Severn Trent promise action over sewage flooding in Slimbridge and Cambridge

First published in News Gazette Series: Photograph of the Author by , senior reporter covering Dursley, Cam, Wotton-under-Edge, Sharpness, Slimbridge, Berkeley, Coaley, Uley, North Nibley, Stinchcombe and Cambridge

ASSURANCES have been given to Slimbridge and Cambridge parishioners that action will be taken after years of problems with sewage flooding.

Representatives from Severn Trent faced a gruelling two hours at a public meeting on Monday, in front of over 100 people who have been left frustrated by years of poor responses from the company.

Network county sewage manager of Severn Trent, Craig Bayliss, attempted to lead with a presentation but was asked to stop within minutes and instead answer numerous questions from the public.

The answers were often disappointing to residents who had been complaining of faeces and foul water in their homes, gardens and streets since 2000.

Mr Bayliss admitted that they had not realised there was a problem until November 2011 and they only had details of four properties experiencing issues.

Slimbridge resident Mike Haynes, of St John’s Road, said at the meeting it was apparent that Severn Trent did not communicate with the public.

"It is quite evident that a large amount of information that has been sent has been lost by your system," he said.

"What you are demonstrating is that there is been no investment in this area for years."

Osman Goring, from Coaley, said: "You clearly do not have sufficient knowledge to answer people's questions today. For 50 years I have had to put up with the incompetence of Severn Trent. The directors of Severn Trent should be here tonight.

"I suggest you come to the next meeting to answer some questions. You should give the public the benefit of some common sense."

Severn Trent asset protection manager Lisa Russell agreed the company had not been looking at the problem and said it was on a larger scale then previously thought.

"We want to restore your faith in Severn Trent, it is an awful thing and we want to get to the bottom of it," she said.

"This information will allow us to make informed decisions about our future investment plans."

However Mr Bayliss admitted that because of their methodology, the next series of investment plans would not be drawn up for another two years, and could not agree Slimbridge would be part of those plans.

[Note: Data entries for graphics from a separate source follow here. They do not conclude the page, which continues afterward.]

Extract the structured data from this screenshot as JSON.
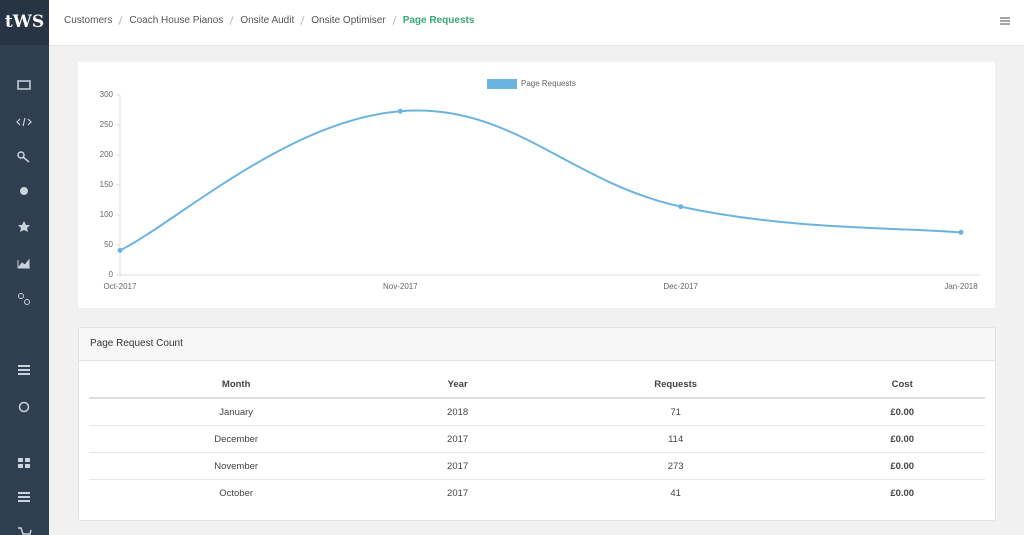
{
  "logo": "tWS",
  "breadcrumb": [
    "Customers",
    "Coach House Pianos",
    "Onsite Audit",
    "Onsite Optimiser",
    "Page Requests"
  ],
  "chart_data": {
    "type": "line",
    "categories": [
      "Oct-2017",
      "Nov-2017",
      "Dec-2017",
      "Jan-2018"
    ],
    "series": [
      {
        "name": "Page Requests",
        "color": "#6cb4e0",
        "values": [
          41,
          273,
          114,
          71
        ]
      }
    ],
    "ylim": [
      0,
      300
    ],
    "yticks": [
      0,
      50,
      100,
      150,
      200,
      250,
      300
    ]
  },
  "table": {
    "title": "Page Request Count",
    "columns": [
      "Month",
      "Year",
      "Requests",
      "Cost"
    ],
    "rows": [
      [
        "January",
        2018,
        71,
        "£0.00"
      ],
      [
        "December",
        2017,
        114,
        "£0.00"
      ],
      [
        "November",
        2017,
        273,
        "£0.00"
      ],
      [
        "October",
        2017,
        41,
        "£0.00"
      ]
    ]
  }
}
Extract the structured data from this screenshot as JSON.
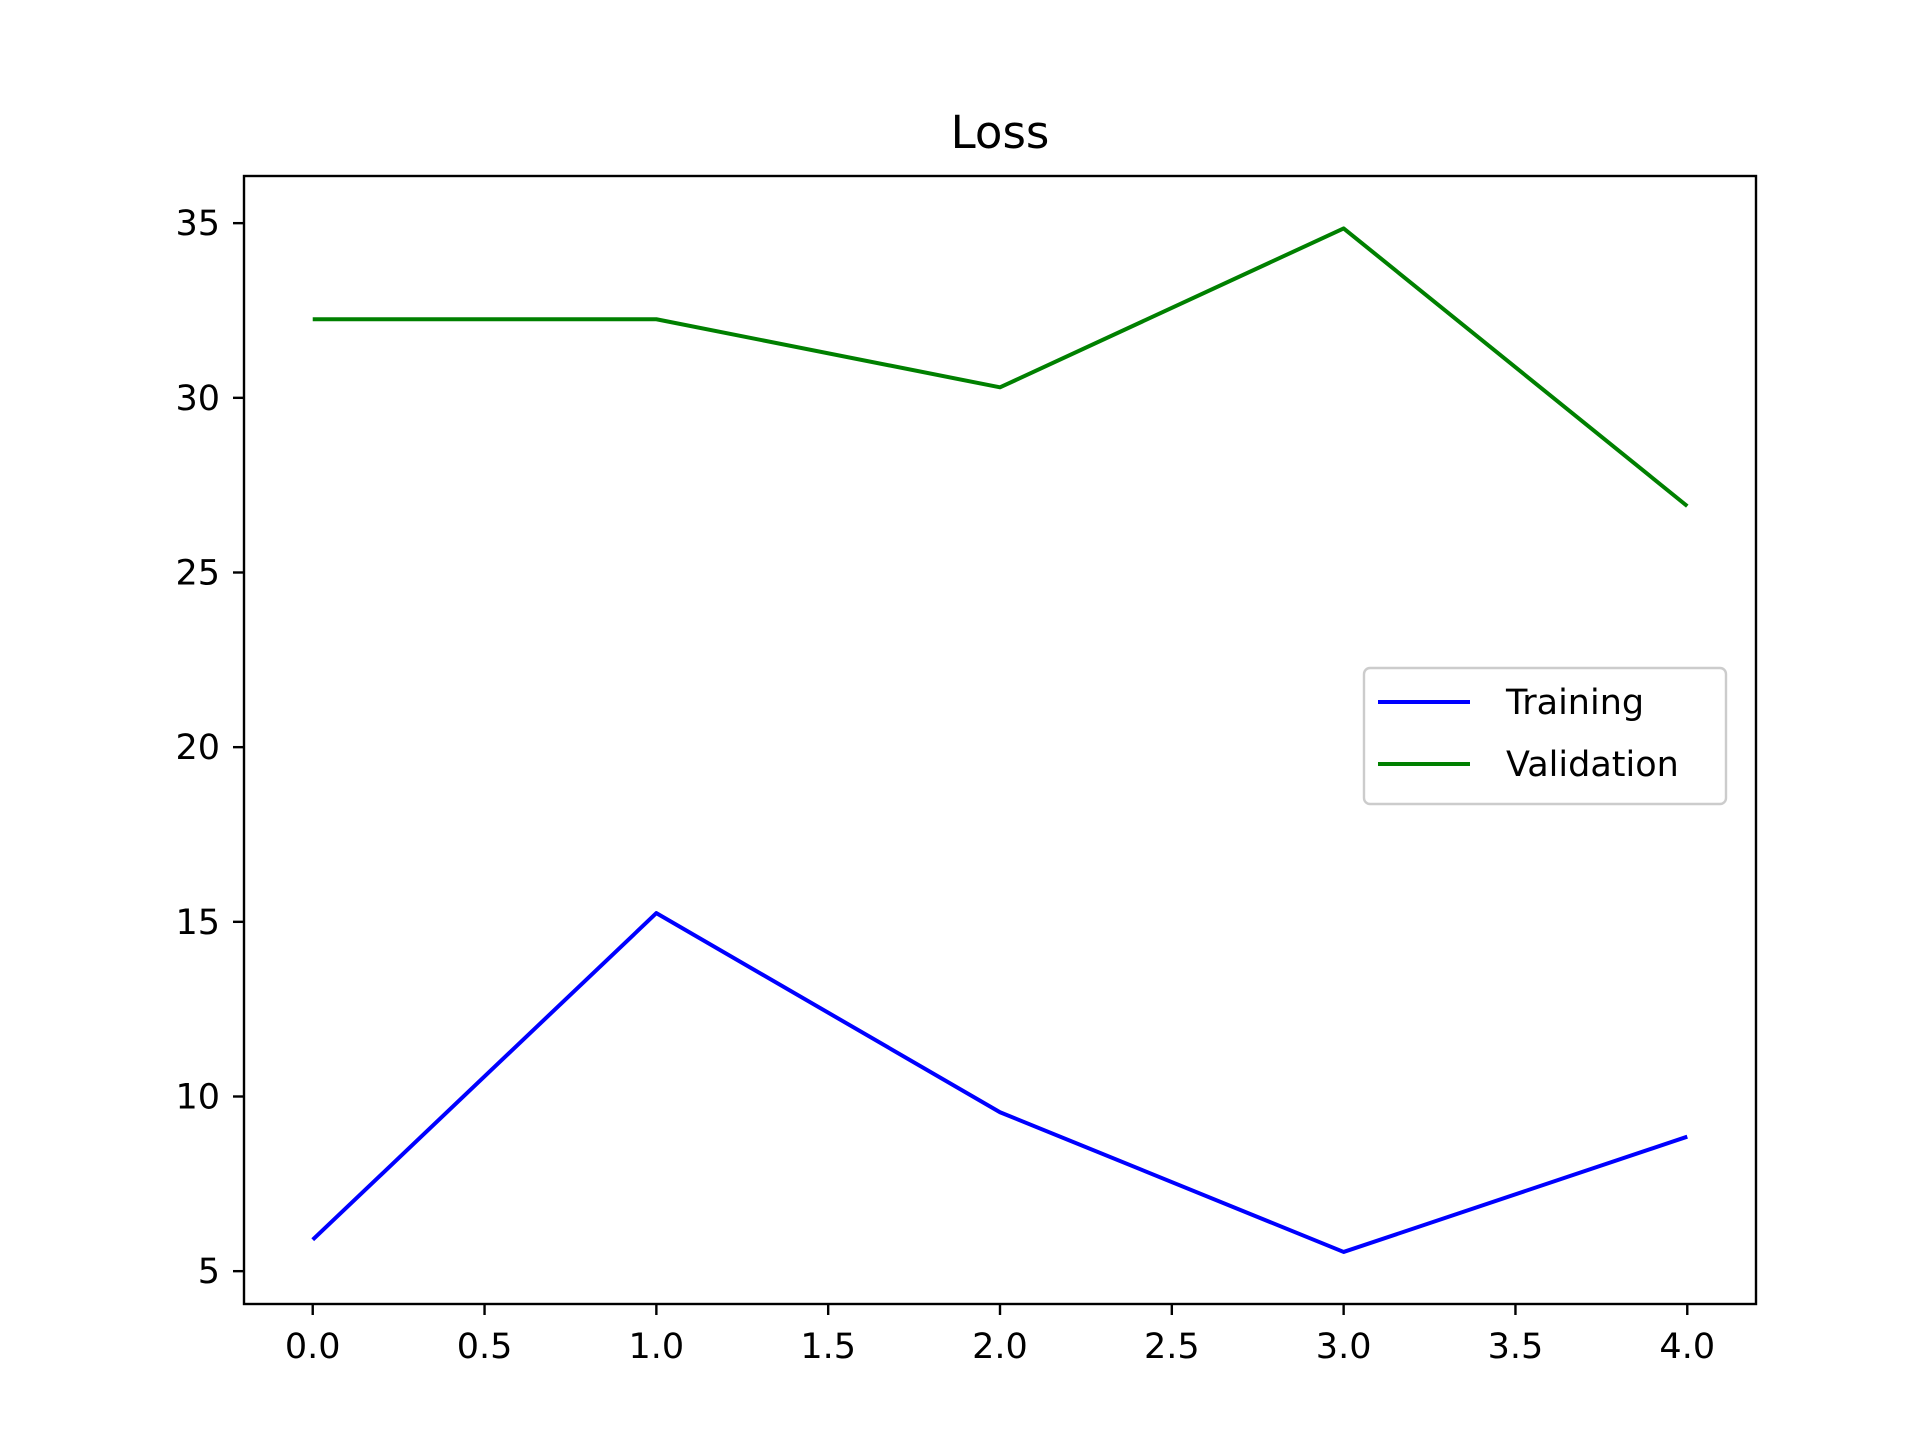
{
  "chart_data": {
    "type": "line",
    "title": "Loss",
    "xlabel": "",
    "ylabel": "",
    "xlim": [
      -0.2,
      4.2
    ],
    "ylim": [
      4.06,
      36.35
    ],
    "x_ticks": [
      0.0,
      0.5,
      1.0,
      1.5,
      2.0,
      2.5,
      3.0,
      3.5,
      4.0
    ],
    "x_tick_labels": [
      "0.0",
      "0.5",
      "1.0",
      "1.5",
      "2.0",
      "2.5",
      "3.0",
      "3.5",
      "4.0"
    ],
    "y_ticks": [
      5,
      10,
      15,
      20,
      25,
      30,
      35
    ],
    "y_tick_labels": [
      "5",
      "10",
      "15",
      "20",
      "25",
      "30",
      "35"
    ],
    "grid": false,
    "legend_position": "center-right",
    "x": [
      0,
      1,
      2,
      3,
      4
    ],
    "series": [
      {
        "name": "Training",
        "color": "#0000ff",
        "values": [
          5.9,
          15.25,
          9.55,
          5.55,
          8.85
        ]
      },
      {
        "name": "Validation",
        "color": "#008000",
        "values": [
          32.25,
          32.25,
          30.3,
          34.85,
          26.9
        ]
      }
    ]
  }
}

At this news a member of the public yelled: "Well why should we pay for this service then?"

Mr Bayliss did agree to carry out an inspection of the sewage system with CCTV cameras in the next month and hoped to get back to Slimbridge Parish Council within six months.

At the end of the meeting Severn Trent employees took residents' information and agreed to set up a form that people could use to report their complaints.

"We need to get the right information down on our system," said Mr Bayliss.

"We have clearly started a dialogue, our job is now to go away and start talking about it."